そーっと割れ物でも扱うように、心臓の扱いは丁寧に……。
「むう……、我らが魔族の間では、隷属させた相手の心臓を預かっておくのは当たり前──やっぱりお主は、変わっておるのう」
「だいたい私は、隷属させようななんて思ってませんよ」
「ほう?」
「リリスはリリスとして過ごせばいい──そうして一緒に過ごすうちに、人間を侵攻することを諦めてくれたら嬉しいとは思ってますけどね」
「やっぱりお主は変わっておるなあ」
私の言葉に、リリスはそう首をかしげるのでした。
***
「エリン姉、あれ話して!」
「えへへ。フィアナちゃんは、本当にすごいんですよ。飛び交う地獄の火炎、この世の終末を予感させるような地獄の業火。それをフィアナちゃんは、たった一つの魔法で鎮めてみせたんです。その魔法は──」
「「ニブルヘイム!」」
「や~め~て~!」
夕食の席にて──私は、エリンちゃん妹弟からキラキラした眼差しを受けていました。
おおらかなエリンちゃんの家族は、あっさりとリリスを受け入れたのですが──その過程でエリンちゃんが、武勇伝のごとく私とリリスの戦いを語るのです。
(というか自分が負けた戦いを、眼の前でずっと語られてるんだよね)
(リリス、怒ってないかな?)
心配した私がちらりとリリスに視線を送ると、
「これは何じゃ?」
リリスの視線は、テーブルの上に置かれたケーキ──エリンちゃん母の手作りです!──に釘付けになっていました。
「興味ありますか? 美味しいですよ!」
「べ、別に興味はないぞ? 食べ物なんて栄養さえ取れれば同じで──」
「じゃあ食べちゃいますよ!」
「あ~! 待つのじゃ! 食べる、食べるのじゃ~!」
「素直でよろしい」
ちなみにリリスは、夕飯をうまいうまいと幸せそうな顔で食べていました。
聞けば魔族にとって食とは栄養を補給するための活動に過ぎず、下手すれば動物の生き血をすすって済ませてしまうこともある体たらく。
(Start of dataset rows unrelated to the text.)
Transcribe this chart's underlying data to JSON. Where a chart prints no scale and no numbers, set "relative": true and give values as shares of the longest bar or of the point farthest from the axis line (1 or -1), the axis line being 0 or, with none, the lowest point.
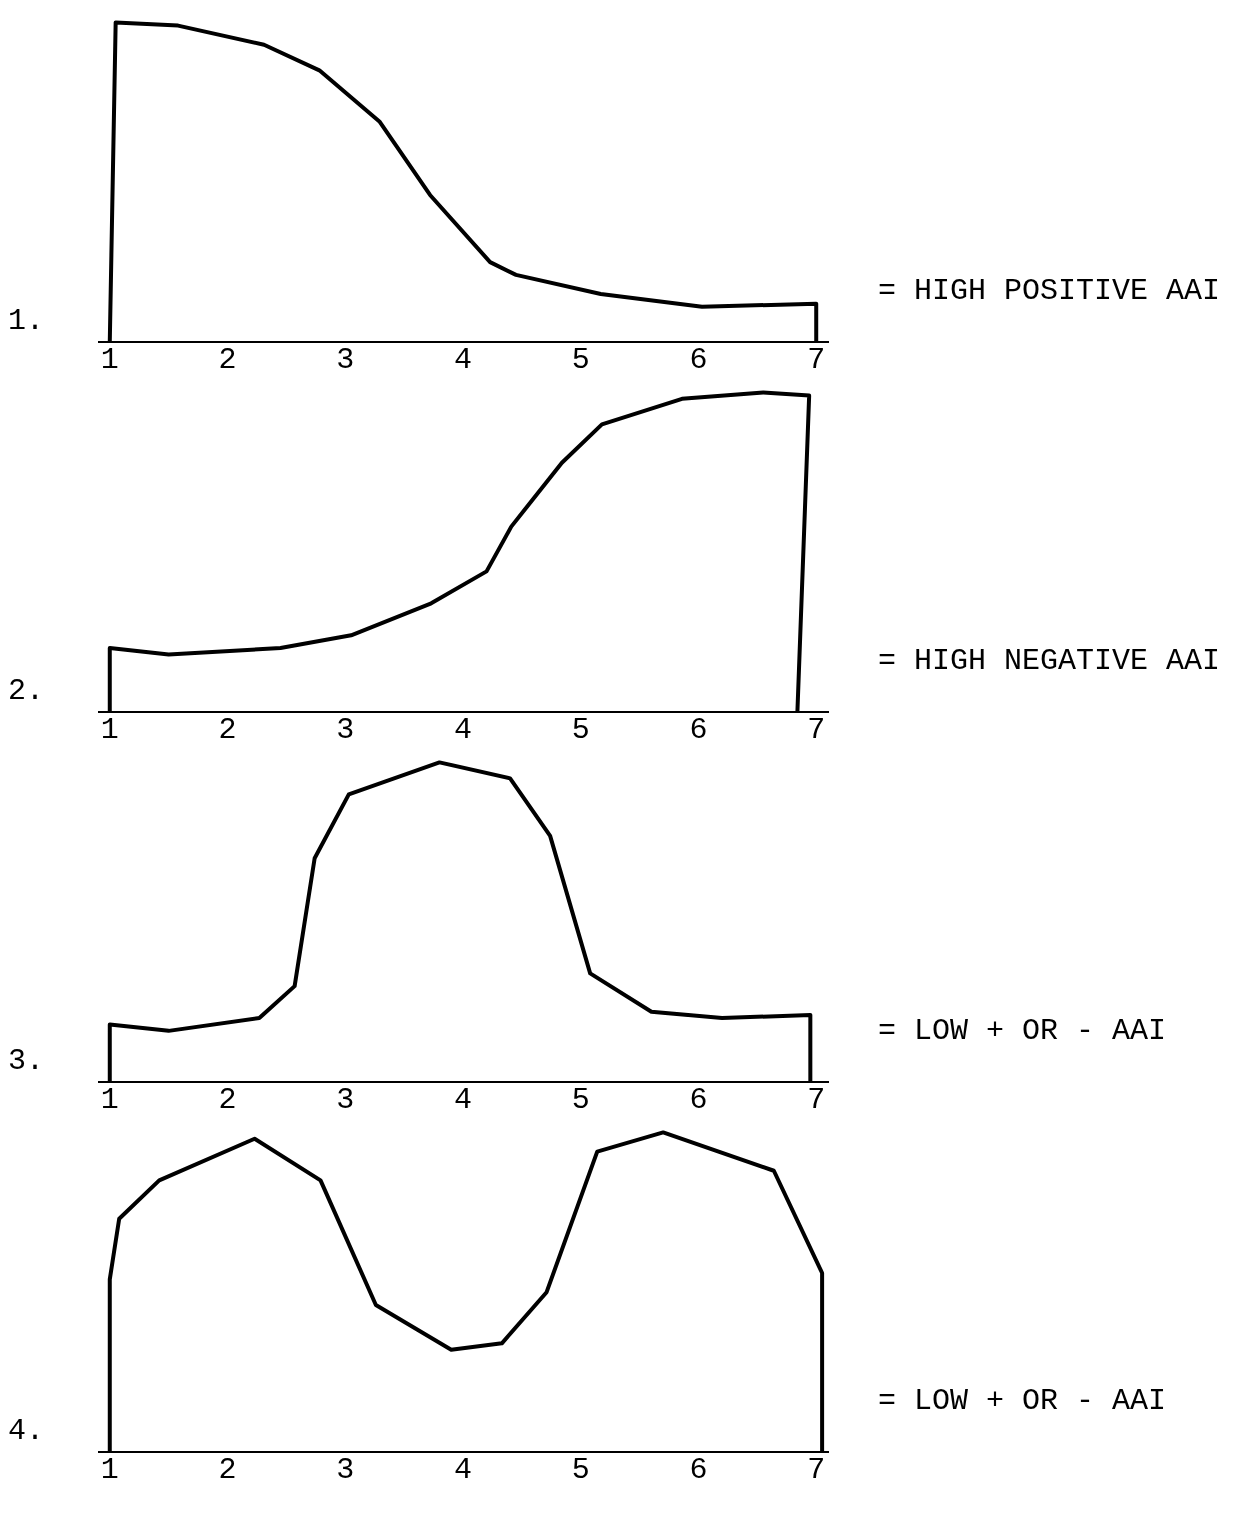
{
  "chart_data": [
    {
      "type": "line",
      "title": "1.",
      "annotations": [
        "= HIGH POSITIVE AAI"
      ],
      "relative": true,
      "xlim": [
        0.9,
        7.1
      ],
      "xticks": [
        1,
        2,
        3,
        4,
        5,
        6,
        7
      ],
      "grid": false,
      "series": [
        {
          "color": "#000000",
          "x": [
            1,
            1.05,
            1.58,
            2.31,
            2.78,
            3.29,
            3.72,
            4.23,
            4.45,
            5.17,
            6.03,
            7,
            7
          ],
          "values": [
            0,
            1,
            0.99,
            0.93,
            0.85,
            0.69,
            0.46,
            0.25,
            0.21,
            0.15,
            0.11,
            0.12,
            0
          ]
        }
      ]
    },
    {
      "type": "line",
      "title": "2.",
      "annotations": [
        "= HIGH NEGATIVE AAI"
      ],
      "relative": true,
      "xlim": [
        0.9,
        7.1
      ],
      "xticks": [
        1,
        2,
        3,
        4,
        5,
        6,
        7
      ],
      "grid": false,
      "series": [
        {
          "color": "#000000",
          "x": [
            1,
            1,
            1.5,
            2.45,
            3.05,
            3.73,
            4.2,
            4.41,
            4.84,
            5.18,
            5.86,
            6.55,
            6.94,
            6.84
          ],
          "values": [
            0,
            0.2,
            0.18,
            0.2,
            0.24,
            0.34,
            0.44,
            0.58,
            0.78,
            0.9,
            0.98,
            1,
            0.99,
            0
          ]
        }
      ]
    },
    {
      "type": "line",
      "title": "3.",
      "annotations": [
        "= LOW + OR - AAI"
      ],
      "relative": true,
      "xlim": [
        0.9,
        7.1
      ],
      "xticks": [
        1,
        2,
        3,
        4,
        5,
        6,
        7
      ],
      "grid": false,
      "series": [
        {
          "color": "#000000",
          "x": [
            1,
            1,
            1.5,
            2.27,
            2.57,
            2.74,
            3.03,
            3.8,
            4.4,
            4.74,
            5.08,
            5.6,
            6.2,
            6.95,
            6.95
          ],
          "values": [
            0,
            0.18,
            0.16,
            0.2,
            0.3,
            0.7,
            0.9,
            1,
            0.95,
            0.77,
            0.34,
            0.22,
            0.2,
            0.21,
            0
          ]
        }
      ]
    },
    {
      "type": "line",
      "title": "4.",
      "annotations": [
        "= LOW + OR - AAI"
      ],
      "relative": true,
      "xlim": [
        0.9,
        7.1
      ],
      "xticks": [
        1,
        2,
        3,
        4,
        5,
        6,
        7
      ],
      "grid": false,
      "series": [
        {
          "color": "#000000",
          "x": [
            1,
            1,
            1.08,
            1.42,
            2.23,
            2.79,
            3.26,
            3.9,
            4.33,
            4.71,
            5.14,
            5.7,
            6.64,
            7.05,
            7.05
          ],
          "values": [
            0,
            0.54,
            0.73,
            0.85,
            0.98,
            0.85,
            0.46,
            0.32,
            0.34,
            0.5,
            0.94,
            1,
            0.88,
            0.56,
            0
          ]
        }
      ]
    }
  ]
}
リリスは、目を輝かせながらケーキを手に取りました。視線を集めていることに気が付き、一瞬、表情を取り繕うように無表情を装いましたが、
「なんじゃこれ、うますぎるのじゃ!」
そう満面の笑み歓声をあげるリリス。
(……ちょろい!)
「そこまで喜んでくれると作りがいがあるよ。ありがとね」
エリンちゃんのお母さんは、苦笑しながらもう一切れ、ケーキをリリスに渡します。
(う~ん、前途多難かと思いましたが──)
(この分だとあっさり人間界の侵攻、諦めてくれるかもしれませんね)
ガツガツとケーキを食べて幸せそうな顔をしているリリスを見ながら、私は内心でそんなことを呟くのでした。